Mark Treneer (Milne & Lyall, Bridport) for the appellant; Jeremy Griggs (Clarke Wilmott & Clarke, Crewkerne) for the respondents; Richard Drabble (Treasury Solicitor) as amicus curiae.

Insurance

Diggens & anr v Sun Alliance and London Insurance plc; CA (Nourse, Evans LJJ, Sir Roger Parker); 29 July 1994.

The right given to an insurer to avoid the policy in the case of a fraudulent claim, or to refuse liability for that particular claim whilst leaving the contract otherwise intact, gave him a unique benefit so far as English law was concerned. He was under a contractual liability to pay the amount of a proper claim, but he was free to avoid even that liability if the claim was dishonestly exaggerated or otherwise tainted with fraud. Unless any resulting special damage had occurred in a particular case, he received that benefit even though the fraud or attempted fraud had not caused him to suffer any loss.

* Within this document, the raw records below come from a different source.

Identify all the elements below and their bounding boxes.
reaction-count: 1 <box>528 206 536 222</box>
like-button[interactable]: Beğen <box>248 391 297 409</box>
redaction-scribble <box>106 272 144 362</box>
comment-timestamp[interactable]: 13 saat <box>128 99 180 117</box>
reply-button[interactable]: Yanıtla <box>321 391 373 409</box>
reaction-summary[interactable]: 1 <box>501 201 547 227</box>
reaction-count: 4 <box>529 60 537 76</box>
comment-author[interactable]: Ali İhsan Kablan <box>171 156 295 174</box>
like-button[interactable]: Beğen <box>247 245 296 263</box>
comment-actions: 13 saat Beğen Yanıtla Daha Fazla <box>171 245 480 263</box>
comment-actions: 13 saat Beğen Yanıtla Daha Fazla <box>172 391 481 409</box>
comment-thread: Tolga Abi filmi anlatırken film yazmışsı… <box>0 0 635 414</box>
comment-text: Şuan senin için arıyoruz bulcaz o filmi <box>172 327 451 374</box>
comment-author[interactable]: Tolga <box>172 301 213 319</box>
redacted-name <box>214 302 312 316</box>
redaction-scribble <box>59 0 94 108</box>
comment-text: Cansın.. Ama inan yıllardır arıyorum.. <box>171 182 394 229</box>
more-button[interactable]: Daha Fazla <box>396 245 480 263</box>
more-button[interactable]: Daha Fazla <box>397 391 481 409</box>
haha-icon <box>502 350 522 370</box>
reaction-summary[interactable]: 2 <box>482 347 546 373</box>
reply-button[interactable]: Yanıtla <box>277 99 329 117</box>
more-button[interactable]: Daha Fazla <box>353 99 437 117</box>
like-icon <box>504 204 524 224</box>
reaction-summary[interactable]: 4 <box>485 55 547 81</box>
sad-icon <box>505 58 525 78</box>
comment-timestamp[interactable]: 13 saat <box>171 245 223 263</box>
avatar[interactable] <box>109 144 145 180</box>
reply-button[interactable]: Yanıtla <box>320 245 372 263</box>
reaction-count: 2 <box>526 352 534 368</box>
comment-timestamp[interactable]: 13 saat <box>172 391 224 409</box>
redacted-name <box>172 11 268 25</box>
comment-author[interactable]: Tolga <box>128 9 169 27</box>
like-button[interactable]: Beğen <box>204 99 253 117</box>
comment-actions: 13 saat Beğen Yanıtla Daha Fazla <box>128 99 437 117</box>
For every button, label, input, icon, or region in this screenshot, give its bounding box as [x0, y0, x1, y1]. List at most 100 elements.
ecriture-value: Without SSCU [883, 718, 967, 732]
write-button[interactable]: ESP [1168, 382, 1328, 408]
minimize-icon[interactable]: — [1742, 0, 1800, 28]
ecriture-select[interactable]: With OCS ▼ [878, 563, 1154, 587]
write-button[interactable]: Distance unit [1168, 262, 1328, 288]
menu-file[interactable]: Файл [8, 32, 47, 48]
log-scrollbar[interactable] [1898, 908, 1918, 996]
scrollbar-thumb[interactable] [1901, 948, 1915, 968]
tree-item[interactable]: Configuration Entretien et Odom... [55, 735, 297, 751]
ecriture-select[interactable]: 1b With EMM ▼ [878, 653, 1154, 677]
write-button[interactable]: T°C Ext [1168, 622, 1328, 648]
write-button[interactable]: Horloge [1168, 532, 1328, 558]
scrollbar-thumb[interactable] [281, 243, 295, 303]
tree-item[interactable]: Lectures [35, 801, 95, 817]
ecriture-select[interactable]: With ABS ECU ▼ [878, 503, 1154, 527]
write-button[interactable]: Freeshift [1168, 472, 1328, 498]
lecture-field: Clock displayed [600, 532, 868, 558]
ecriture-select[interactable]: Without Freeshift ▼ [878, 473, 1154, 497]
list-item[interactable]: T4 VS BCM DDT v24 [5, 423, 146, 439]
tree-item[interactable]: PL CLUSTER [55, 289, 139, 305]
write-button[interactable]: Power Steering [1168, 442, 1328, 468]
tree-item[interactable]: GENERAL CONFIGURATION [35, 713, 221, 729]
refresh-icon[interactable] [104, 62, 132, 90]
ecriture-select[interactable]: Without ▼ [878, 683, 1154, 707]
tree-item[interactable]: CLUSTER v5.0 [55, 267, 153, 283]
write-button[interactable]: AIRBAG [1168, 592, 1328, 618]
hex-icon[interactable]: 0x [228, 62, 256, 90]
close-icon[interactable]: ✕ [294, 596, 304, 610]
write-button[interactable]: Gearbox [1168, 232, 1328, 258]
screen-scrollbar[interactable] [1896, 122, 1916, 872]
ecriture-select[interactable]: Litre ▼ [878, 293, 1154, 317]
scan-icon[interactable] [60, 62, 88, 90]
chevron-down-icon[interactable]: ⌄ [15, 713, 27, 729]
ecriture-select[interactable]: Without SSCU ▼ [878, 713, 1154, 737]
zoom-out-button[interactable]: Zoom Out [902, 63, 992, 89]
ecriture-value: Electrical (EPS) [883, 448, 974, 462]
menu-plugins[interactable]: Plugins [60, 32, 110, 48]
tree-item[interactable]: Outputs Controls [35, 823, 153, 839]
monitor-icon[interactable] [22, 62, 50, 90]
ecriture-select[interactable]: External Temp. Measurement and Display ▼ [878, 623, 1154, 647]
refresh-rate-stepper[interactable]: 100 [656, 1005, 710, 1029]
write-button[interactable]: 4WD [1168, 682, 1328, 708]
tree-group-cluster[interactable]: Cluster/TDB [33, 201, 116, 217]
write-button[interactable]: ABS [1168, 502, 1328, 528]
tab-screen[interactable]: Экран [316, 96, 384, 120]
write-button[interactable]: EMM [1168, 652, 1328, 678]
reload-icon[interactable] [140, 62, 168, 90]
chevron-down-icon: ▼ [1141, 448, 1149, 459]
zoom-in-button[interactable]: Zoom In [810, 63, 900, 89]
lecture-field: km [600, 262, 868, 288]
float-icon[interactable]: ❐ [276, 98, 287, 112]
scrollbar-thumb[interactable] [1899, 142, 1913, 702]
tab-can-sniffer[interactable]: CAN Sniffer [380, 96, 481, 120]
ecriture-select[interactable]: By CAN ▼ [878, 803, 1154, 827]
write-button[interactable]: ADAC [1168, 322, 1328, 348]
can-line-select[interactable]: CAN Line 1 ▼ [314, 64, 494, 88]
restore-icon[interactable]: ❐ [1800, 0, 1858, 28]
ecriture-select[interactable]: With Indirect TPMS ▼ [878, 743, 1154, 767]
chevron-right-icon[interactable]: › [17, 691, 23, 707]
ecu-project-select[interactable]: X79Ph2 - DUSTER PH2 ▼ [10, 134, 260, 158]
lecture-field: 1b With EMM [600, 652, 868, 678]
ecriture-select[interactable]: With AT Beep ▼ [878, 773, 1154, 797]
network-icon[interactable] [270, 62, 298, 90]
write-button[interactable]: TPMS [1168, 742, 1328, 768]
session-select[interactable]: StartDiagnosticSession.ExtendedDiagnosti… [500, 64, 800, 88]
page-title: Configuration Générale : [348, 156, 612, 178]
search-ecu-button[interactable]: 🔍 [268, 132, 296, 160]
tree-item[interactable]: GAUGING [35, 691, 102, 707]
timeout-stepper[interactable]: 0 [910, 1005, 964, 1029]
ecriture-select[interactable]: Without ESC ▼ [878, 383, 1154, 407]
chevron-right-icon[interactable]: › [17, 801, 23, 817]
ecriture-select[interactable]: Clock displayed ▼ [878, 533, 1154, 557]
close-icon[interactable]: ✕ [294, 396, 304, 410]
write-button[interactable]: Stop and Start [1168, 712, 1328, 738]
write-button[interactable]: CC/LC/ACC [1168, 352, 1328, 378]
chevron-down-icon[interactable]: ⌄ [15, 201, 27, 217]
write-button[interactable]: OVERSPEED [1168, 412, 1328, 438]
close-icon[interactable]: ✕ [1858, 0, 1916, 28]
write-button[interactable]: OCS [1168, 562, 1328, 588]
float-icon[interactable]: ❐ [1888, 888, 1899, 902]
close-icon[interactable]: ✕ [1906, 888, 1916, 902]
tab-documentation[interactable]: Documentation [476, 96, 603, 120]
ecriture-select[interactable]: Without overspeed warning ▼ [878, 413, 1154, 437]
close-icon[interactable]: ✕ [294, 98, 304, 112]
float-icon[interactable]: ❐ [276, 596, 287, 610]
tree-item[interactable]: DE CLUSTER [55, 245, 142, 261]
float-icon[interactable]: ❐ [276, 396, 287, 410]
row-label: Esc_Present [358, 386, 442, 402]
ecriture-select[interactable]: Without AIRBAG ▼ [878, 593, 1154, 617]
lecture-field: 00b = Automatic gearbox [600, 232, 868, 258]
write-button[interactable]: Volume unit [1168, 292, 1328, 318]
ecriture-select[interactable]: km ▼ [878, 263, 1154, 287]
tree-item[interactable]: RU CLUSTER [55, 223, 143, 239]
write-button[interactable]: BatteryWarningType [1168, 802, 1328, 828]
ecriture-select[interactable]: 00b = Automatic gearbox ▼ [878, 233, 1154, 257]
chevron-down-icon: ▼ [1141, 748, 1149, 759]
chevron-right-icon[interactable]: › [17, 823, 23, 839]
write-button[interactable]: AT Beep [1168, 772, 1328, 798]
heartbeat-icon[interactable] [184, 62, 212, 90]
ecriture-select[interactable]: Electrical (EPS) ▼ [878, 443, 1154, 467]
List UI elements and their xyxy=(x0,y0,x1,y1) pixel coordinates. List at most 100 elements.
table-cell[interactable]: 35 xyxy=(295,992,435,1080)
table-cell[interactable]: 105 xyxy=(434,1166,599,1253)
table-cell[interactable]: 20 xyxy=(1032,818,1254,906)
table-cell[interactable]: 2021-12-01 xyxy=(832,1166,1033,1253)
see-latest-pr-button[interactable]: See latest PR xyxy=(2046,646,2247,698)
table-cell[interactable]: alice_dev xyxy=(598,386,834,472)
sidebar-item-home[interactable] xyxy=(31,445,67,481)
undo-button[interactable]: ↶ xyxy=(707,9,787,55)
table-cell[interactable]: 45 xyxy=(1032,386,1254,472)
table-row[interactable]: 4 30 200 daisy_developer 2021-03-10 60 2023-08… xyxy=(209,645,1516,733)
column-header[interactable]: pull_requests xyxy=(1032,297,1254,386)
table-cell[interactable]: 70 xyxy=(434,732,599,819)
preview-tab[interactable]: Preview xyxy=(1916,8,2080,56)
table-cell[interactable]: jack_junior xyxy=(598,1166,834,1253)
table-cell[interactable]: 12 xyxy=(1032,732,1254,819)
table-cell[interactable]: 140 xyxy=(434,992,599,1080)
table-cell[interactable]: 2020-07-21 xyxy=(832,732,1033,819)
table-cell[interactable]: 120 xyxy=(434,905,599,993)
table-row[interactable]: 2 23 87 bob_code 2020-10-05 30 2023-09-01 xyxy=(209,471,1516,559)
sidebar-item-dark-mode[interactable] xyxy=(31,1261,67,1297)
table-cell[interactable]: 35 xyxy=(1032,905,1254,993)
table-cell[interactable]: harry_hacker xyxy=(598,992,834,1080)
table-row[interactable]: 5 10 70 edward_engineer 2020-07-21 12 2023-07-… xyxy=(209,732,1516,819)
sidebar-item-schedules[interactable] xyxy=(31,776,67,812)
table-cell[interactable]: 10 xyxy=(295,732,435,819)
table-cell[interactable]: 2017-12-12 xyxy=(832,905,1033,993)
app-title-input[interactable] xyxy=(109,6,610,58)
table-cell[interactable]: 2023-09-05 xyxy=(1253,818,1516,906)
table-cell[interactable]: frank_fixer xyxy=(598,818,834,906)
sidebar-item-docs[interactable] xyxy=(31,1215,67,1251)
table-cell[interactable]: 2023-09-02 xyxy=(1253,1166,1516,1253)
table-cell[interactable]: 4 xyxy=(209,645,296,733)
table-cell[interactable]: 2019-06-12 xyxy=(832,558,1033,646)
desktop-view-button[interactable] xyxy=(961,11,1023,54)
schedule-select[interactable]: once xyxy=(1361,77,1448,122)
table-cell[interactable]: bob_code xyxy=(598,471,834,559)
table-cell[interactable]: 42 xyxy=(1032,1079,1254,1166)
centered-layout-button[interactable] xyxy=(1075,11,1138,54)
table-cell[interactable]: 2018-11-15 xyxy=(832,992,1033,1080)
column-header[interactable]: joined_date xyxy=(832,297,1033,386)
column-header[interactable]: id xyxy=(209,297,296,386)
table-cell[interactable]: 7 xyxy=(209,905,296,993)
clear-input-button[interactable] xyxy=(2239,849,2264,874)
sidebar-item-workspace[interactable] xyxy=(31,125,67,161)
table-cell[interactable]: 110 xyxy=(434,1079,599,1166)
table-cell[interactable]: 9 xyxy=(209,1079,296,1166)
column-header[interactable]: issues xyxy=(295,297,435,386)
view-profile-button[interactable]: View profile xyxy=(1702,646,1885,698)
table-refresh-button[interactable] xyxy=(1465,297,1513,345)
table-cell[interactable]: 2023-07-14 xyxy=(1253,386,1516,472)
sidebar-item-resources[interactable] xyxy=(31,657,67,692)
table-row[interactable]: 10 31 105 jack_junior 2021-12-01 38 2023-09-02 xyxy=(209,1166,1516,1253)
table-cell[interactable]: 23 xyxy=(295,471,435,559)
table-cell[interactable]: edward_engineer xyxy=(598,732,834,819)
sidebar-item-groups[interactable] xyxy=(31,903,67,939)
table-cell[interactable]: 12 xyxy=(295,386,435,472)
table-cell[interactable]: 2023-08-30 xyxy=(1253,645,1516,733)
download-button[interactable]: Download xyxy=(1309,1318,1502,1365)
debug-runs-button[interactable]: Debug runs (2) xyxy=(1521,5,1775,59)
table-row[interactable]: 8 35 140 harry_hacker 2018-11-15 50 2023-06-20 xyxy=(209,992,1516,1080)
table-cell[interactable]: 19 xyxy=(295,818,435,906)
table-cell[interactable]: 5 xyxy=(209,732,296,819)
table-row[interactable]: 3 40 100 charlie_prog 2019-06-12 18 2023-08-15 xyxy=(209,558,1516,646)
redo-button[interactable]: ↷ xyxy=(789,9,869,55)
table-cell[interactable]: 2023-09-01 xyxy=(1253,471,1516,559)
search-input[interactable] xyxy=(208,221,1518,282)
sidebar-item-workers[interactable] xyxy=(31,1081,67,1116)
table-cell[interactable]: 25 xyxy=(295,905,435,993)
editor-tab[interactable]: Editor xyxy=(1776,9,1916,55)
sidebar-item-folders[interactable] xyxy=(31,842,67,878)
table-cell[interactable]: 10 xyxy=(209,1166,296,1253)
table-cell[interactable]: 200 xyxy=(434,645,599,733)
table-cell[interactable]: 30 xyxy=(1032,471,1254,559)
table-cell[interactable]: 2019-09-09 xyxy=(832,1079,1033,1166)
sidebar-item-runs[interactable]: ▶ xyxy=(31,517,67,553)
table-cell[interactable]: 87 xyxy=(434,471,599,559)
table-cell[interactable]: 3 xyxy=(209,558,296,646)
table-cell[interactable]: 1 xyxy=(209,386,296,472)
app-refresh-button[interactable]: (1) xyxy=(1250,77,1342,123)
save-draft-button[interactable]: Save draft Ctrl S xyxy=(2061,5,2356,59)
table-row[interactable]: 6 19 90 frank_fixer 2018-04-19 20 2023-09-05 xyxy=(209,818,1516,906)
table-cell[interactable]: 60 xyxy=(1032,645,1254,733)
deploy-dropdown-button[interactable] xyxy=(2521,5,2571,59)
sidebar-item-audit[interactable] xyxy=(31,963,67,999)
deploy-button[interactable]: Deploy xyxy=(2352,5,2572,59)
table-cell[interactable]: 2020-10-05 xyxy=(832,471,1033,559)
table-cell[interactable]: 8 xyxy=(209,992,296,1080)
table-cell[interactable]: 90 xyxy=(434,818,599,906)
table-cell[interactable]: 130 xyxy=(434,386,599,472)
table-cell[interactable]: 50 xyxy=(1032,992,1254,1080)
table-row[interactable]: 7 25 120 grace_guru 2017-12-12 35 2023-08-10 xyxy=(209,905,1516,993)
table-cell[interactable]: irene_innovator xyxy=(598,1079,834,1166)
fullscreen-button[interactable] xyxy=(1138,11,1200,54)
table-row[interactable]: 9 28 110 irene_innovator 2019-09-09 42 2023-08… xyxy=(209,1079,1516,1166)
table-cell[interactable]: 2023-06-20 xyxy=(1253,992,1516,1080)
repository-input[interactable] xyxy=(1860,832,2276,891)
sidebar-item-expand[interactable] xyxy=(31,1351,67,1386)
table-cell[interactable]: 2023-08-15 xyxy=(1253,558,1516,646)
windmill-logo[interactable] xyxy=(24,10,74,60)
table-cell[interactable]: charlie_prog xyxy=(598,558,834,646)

The rule was underpinned by considerations of justice and sound business policy, but if the insurer relied upon it, the same considerations meant that he should be required to plead the allegation of fraud with proper particularity and to prove those allegations to the necessary high standard of proof.

In this case, the defendant insurers failed to prove allegations that a building subsidence insurance claim by the plaintiff was fraudulent, and their counterclaim for repayment of sums already paid, on the ground of mistake, also failed.

The plaintiff in person; Patrick Twigg QC, Jeremy Stuart- Smith (Davies Arnold Cooper) for the defendants.

Set-off

Aectra Refining and Marketing Inc v Exmar NV; CA (Hirst, Hoffmann LJJ); 22 July 1994.

A cross-claim for a liquidated debt constituted a valid legal set-off notwithstanding that disputed issues as to quantum were raised by the defence. However, it was of the essence of independent set-off in English law that the defendant should be entitled to have the merits of his cross-claim tried by the court in which he had been impleaded. If, therefore, the defendant was faced with a procedural bar to having his claim determined, for example, because he had agreed to the jurisdiction of another tribunal, he could not assert an independent set-off.

Angus Glennie QC, Karen Maxwell (Lawrence Graham) for the appellant; Richard Southern (Middleton Potts) for the respondent.